London: British Prime Minister Theresa May is in for a difficult Tuesday as she is due to hold talks with Northern Ireland's Democratic Unionist Party to secure an informal alliance before meeting French President Emmanuel Macron in Paris.
Coming off a bruising few days during which her future has hung in the balance, May will hope to secure a deal to prop up her minority government when she meets with Arlene Foster, the head of Northern Ireland's ultra-conservative Democratic Unionist Party (DUP), on Tuesday morning.
May's Conservatives unexpectedly lost their majority in parliament in last Thursday's snap general election, causing political chaos ahead of Brexit talks with the European Union set to start next week.
The disastrous election result also prompted calls -- from within her own party -- for her resignation, leading May to apologise to her own MPs on Monday evening.
"I got us into this mess, and I'm going to get us out," May told Conservatives MPs, seeking to once and for all ward off any challenge to her leadership.
Falling eight seats short of retaining its parliamentary majority, May's Conservative party is now in talks with the DUP -- which won 10 seats -- to forge an informal alliance.
DUP leader Arlene Foster said there had been "positive engagement" so far.
"We are going into these talks with the national interest at heart," she said on Monday.
However, the prospect of a deal between the two parties has caused disquiet, with the DUP's anti-abortion and gay rights stance in the crosshair.

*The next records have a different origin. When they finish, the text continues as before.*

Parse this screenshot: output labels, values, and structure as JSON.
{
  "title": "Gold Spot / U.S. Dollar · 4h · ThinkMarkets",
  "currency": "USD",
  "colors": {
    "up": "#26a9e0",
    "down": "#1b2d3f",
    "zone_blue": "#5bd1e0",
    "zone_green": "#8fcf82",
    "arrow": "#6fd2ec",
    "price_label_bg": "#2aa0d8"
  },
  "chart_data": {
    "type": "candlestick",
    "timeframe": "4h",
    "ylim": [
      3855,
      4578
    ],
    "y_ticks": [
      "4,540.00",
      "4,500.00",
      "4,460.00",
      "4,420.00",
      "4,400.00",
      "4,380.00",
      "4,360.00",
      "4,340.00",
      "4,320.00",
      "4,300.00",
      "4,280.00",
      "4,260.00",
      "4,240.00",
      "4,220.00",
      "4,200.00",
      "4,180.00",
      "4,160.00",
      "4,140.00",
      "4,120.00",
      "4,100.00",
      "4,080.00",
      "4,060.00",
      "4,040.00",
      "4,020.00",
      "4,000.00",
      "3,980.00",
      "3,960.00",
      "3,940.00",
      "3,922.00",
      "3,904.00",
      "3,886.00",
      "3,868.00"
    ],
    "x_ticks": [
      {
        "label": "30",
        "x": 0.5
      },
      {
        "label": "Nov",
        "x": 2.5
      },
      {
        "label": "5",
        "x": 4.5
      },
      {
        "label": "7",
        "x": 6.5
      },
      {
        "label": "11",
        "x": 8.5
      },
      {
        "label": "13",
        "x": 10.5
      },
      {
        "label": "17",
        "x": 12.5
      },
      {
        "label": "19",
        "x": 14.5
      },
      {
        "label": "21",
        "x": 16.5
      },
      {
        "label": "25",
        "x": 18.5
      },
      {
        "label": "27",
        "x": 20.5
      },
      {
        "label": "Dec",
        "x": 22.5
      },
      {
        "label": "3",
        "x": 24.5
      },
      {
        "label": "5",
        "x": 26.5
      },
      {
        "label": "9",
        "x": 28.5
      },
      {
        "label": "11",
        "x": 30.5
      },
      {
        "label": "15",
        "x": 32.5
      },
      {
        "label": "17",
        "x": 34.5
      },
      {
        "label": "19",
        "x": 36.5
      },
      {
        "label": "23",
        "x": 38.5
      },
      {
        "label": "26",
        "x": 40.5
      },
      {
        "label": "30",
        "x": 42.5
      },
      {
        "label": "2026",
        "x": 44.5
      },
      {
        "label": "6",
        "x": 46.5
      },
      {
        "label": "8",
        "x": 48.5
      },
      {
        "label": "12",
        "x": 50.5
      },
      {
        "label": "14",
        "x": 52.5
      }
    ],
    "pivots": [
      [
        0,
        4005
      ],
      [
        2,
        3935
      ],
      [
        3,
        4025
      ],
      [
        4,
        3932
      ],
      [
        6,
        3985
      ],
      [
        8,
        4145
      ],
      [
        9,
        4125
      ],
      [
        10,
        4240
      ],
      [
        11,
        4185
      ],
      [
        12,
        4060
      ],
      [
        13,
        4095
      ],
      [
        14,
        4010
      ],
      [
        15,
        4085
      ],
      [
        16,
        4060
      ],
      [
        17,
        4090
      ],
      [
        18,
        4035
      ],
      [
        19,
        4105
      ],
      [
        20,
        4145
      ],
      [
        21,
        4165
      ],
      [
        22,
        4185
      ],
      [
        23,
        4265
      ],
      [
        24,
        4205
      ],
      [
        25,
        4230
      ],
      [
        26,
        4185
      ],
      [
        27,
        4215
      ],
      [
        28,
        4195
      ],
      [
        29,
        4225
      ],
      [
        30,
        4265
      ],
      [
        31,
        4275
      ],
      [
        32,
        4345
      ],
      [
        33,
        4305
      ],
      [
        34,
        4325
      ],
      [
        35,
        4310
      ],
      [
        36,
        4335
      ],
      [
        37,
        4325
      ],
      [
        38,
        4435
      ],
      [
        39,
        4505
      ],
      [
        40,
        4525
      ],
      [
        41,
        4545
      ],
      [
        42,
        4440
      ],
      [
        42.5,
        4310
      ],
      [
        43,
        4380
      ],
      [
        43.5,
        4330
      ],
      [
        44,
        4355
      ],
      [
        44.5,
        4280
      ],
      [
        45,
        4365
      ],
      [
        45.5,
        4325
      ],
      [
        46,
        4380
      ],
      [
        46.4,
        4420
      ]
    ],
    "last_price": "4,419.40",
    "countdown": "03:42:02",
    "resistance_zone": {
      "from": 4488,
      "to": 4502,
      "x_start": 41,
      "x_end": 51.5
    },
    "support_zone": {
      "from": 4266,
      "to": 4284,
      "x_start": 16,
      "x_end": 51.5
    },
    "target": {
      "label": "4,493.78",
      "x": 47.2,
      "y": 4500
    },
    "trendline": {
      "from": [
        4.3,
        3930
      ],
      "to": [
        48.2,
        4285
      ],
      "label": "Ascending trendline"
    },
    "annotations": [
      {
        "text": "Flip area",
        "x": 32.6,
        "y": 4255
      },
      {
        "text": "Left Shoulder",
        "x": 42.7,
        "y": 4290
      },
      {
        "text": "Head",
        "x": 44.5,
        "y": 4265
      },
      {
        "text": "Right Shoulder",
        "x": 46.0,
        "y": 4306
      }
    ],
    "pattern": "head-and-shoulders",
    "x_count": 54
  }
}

More than 735,000 people have signed a petition in three days condemning the proposed alliance, saying it is a "disgusting, desperate attempt to stay in power".
The deal also prompted Irish premier Enda Kenny to warn that such an alliance could upset Northern Ireland's fragile peace.
In a phone call on Sunday, Kenny told May that forming a minority government reliant on the support of the hardline DUP could pose a "challenge" to the 1998 Good Friday peace accords.
London's neutrality is key to the delicate balance of power in Northern Ireland, which was once plagued by violence over Britain's control of the province.
May's office responded that the DUP deal "would provide stability and certainty for the UK going forward".
Defence Secretary Michael Fallon has also sought to downplay the DUP's future role, saying the government was not looking at a formal coalition but would seek assurances that the DUP would vote with May "on the big things".
The crunch talks could also force the delay of the government's presentation of its legislative programme to parliament by Queen Elizabeth II, due on June 19.
"Obviously until we have that we can't agree the final details of the Queen's Speech," said May's deputy Damian Green, referring to an agreement with the DUP.
May will then travel to Paris for a working dinner with French President Emmanuel Macron before the two leaders attend a friendly football match between England and France at the national stadium in Paris.
The prime minister had hoped to be in the French capital with a strong popular mandate for a "hard" Brexit but instead she finds herself meeting Macron enfeebled and isolated.
But "being seen to be the prime minister" could help "shore up her authority at home," according to Colin Talbot, professor of government at the University of Manchester.
It could also be the place for May "to change her position on Brexit," he added.
Since coming to power, May has advocated for a "hard" Brexit, which would entail Britain leaving the European single market and cutting immigration from the bloc.
Macron and May are also expected to discuss the need for closer cooperation at the European level to fight terrorism, which they discussed when they met at the G7 in Italy and at a NATO summit in Brussels late last month.
"I would expect that conversation to continue tomorrow. They may well discuss aspects of Brexit but the main focus will be on counterterrorism," May's spokesman said on Monday.